The Minel Group, based in Newcastle Upon Tyne, was fined £10,500 by the Financial Services Authority following the investigation over the mis-selling of these lifetime mortgages, and was also told to review the sale of equity release mortgages between November 2004 and December 2005, issuing compensation to customers that had lost money through the mis-selling of these mortgages.
The Minel Group deals primarily with buy to let and commercial mortgages. Although it offered advice and services in the equity release mortgage market the Financial Services Authority claims that the company did not have adequate procedures in place and was unable to offer quality advice in relation to these equity lease mortgages. This is the first time such action has been taken against a lifetime mortgage broker by the FSA.
One FSA official stated: 'We remain concerned about higher risk products like lifetime mortgages, and the FSA has been monitoring this aspect of the market since mortgage regulation began.
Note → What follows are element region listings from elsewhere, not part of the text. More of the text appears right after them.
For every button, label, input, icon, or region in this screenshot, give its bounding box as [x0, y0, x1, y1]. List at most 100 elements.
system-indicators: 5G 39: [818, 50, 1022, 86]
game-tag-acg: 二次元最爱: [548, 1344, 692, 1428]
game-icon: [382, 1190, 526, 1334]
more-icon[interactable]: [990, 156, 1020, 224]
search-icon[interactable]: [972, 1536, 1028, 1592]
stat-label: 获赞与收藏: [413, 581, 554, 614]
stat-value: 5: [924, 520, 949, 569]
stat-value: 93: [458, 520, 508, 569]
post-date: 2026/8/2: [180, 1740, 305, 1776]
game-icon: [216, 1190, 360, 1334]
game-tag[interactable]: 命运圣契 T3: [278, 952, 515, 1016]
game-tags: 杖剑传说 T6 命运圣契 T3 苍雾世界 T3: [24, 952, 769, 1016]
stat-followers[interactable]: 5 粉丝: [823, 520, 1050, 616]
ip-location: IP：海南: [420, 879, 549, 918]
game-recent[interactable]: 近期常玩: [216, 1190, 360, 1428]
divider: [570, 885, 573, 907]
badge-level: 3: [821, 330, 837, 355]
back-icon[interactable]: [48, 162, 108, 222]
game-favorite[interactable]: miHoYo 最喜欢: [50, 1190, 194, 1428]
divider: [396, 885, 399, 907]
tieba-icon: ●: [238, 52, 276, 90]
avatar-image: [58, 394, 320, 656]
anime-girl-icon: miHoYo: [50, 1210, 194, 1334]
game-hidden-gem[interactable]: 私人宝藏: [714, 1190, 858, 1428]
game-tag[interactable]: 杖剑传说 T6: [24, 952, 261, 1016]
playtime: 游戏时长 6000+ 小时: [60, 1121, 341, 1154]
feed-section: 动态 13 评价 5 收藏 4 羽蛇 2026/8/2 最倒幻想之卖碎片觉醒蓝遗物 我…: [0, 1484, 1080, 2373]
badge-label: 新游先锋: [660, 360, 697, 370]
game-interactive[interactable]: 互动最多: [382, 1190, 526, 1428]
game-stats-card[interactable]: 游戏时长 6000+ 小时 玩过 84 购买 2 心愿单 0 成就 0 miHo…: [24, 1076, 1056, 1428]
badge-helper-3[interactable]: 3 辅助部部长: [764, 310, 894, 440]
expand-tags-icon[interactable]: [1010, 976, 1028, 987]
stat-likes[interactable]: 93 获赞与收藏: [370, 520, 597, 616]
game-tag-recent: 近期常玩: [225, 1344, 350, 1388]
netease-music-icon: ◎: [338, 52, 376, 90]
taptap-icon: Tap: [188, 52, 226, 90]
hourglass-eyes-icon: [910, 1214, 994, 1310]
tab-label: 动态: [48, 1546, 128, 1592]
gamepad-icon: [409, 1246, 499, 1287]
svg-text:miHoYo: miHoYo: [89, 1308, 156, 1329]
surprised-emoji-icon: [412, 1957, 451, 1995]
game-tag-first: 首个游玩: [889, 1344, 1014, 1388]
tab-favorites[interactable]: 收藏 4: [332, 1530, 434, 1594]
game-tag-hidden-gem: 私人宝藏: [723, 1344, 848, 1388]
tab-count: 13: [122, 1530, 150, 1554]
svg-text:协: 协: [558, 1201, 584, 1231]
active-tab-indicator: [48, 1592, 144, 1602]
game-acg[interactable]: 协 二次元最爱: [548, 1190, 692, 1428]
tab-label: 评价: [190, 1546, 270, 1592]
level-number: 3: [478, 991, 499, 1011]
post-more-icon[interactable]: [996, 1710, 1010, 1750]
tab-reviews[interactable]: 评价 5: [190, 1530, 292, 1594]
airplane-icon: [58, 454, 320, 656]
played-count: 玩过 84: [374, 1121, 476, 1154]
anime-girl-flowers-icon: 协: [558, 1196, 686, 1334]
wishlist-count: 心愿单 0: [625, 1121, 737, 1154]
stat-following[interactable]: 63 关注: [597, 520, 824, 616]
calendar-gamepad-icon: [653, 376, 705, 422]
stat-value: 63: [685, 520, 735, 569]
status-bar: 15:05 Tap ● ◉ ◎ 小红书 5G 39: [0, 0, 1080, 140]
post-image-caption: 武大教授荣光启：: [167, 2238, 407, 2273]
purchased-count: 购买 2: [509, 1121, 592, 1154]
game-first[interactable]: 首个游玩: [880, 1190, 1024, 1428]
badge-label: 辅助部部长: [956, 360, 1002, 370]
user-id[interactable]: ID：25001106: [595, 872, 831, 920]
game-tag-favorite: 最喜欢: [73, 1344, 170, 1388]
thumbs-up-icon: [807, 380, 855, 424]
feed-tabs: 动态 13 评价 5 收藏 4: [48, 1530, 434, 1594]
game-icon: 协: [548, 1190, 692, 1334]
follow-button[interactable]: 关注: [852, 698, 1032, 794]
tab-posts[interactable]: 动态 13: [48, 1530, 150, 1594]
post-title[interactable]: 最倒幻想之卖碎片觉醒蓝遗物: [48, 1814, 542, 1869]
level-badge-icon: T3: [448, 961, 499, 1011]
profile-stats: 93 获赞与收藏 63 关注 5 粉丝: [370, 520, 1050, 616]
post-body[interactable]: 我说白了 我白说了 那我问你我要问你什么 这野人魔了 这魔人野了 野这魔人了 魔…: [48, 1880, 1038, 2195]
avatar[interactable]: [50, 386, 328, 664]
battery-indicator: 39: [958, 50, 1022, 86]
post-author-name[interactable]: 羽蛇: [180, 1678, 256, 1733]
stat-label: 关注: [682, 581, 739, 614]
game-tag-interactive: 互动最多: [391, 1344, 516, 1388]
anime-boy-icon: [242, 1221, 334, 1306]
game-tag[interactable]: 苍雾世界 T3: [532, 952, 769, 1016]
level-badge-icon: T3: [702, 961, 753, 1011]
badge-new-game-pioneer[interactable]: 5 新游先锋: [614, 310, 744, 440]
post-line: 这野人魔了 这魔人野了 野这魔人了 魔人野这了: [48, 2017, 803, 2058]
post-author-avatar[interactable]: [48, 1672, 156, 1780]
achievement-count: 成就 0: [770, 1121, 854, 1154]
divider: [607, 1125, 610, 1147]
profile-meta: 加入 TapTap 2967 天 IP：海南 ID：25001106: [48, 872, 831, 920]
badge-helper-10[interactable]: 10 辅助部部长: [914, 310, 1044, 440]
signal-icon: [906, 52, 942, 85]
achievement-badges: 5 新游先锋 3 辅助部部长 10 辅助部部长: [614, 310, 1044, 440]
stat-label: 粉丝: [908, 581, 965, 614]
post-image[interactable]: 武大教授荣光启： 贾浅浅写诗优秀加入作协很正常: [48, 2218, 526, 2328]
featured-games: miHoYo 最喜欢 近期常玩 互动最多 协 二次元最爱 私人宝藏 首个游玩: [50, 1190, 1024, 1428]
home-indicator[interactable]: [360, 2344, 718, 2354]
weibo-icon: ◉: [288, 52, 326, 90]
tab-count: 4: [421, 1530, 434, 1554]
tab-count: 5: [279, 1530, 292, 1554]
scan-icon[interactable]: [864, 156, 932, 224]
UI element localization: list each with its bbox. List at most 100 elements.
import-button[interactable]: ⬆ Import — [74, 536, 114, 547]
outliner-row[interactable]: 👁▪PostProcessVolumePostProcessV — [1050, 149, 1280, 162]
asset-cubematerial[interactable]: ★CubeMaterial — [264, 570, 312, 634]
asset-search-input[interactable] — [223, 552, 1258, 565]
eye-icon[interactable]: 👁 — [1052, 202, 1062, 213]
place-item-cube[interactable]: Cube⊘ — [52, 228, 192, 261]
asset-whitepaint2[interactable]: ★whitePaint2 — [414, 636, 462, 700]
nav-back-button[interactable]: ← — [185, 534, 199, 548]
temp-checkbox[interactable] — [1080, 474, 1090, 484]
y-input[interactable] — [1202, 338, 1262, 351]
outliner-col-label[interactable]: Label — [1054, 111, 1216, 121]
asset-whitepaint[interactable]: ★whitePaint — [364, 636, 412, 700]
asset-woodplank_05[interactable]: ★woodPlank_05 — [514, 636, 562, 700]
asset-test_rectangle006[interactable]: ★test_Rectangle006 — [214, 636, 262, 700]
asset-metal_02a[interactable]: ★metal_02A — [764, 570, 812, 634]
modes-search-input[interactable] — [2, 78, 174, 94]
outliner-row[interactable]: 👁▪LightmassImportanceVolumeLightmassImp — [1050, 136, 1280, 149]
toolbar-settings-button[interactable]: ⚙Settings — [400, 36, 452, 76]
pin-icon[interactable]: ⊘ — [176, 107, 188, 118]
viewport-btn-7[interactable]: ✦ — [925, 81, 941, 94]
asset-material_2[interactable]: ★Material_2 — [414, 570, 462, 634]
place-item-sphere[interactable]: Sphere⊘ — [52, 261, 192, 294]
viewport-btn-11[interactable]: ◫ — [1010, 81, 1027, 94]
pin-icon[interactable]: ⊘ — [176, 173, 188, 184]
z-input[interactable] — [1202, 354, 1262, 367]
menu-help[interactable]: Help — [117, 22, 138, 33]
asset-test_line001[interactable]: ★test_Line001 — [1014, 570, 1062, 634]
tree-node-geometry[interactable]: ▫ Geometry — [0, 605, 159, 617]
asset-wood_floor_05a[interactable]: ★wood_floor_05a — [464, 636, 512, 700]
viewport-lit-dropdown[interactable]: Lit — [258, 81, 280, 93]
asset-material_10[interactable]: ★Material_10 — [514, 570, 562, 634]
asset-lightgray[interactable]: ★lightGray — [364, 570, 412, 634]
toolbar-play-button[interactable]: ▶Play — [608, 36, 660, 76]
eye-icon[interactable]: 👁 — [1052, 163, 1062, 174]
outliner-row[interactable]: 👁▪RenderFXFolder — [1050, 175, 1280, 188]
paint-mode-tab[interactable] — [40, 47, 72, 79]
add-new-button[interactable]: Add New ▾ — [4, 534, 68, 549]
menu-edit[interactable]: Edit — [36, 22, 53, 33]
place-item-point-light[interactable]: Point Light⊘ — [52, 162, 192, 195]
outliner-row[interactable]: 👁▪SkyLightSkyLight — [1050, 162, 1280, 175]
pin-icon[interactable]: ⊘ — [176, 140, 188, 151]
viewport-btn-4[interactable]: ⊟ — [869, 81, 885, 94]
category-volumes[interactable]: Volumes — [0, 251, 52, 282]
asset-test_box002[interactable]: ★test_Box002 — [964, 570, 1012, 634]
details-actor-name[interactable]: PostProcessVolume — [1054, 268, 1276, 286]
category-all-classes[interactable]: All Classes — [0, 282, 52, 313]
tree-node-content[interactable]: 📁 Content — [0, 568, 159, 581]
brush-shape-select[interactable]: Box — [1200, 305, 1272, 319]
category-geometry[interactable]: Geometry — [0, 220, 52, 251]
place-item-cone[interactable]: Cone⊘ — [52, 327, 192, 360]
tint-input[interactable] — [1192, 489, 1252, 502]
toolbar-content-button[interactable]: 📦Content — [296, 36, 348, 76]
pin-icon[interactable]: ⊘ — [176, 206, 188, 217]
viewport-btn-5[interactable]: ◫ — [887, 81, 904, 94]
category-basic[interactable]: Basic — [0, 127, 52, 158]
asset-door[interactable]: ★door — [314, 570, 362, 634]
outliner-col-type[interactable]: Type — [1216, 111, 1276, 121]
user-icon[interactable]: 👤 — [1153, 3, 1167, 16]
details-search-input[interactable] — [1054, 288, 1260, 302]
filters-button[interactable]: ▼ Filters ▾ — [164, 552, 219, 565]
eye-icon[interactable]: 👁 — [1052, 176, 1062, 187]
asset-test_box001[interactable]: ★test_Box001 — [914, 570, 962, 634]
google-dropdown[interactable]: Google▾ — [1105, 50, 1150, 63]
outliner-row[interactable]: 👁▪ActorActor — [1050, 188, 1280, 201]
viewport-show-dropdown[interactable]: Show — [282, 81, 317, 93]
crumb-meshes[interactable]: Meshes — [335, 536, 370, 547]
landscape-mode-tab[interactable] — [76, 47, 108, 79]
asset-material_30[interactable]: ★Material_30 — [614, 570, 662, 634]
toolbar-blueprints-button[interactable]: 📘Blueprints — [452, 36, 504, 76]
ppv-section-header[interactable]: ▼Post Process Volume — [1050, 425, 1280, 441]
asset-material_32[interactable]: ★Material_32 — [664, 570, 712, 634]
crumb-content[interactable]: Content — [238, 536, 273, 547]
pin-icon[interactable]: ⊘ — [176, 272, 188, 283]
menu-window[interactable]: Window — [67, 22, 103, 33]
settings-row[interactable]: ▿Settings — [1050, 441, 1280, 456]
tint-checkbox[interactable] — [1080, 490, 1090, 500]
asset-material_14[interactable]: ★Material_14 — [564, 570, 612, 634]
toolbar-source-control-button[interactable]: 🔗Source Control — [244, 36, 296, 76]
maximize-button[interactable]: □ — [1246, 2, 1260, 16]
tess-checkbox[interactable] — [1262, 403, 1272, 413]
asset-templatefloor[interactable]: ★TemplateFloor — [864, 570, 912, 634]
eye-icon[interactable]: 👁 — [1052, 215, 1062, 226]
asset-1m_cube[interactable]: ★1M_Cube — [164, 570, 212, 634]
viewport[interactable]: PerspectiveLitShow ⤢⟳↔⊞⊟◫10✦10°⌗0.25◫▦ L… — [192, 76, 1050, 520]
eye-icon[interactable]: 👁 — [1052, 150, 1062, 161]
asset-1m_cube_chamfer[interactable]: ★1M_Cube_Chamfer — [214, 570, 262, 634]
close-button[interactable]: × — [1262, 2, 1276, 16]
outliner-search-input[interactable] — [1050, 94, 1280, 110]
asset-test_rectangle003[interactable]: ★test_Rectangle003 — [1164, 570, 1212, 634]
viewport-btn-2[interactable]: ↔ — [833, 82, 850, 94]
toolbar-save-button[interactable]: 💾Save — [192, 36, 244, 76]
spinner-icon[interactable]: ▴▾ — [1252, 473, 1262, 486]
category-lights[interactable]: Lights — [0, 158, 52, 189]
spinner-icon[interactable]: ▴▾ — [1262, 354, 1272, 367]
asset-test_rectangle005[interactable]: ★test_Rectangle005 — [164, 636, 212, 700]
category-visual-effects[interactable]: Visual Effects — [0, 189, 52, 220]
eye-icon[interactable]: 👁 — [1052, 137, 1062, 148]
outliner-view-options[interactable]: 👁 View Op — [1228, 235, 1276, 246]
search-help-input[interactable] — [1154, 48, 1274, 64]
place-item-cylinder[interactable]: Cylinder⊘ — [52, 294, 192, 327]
Firms must have appropriate systems and controls in place to ensure that suitable advice is given on these products even where, as in this case, a firm is writing low volumes of business.'
She added: 'This is the first time we have taken such action against a lifetime mortgage adviser, and the combination of a fine, a past business review, and ceasing all lifetime mortgage business should leave firms in no doubt that the FSA will hold them to account if they fail to treat their customers fairly.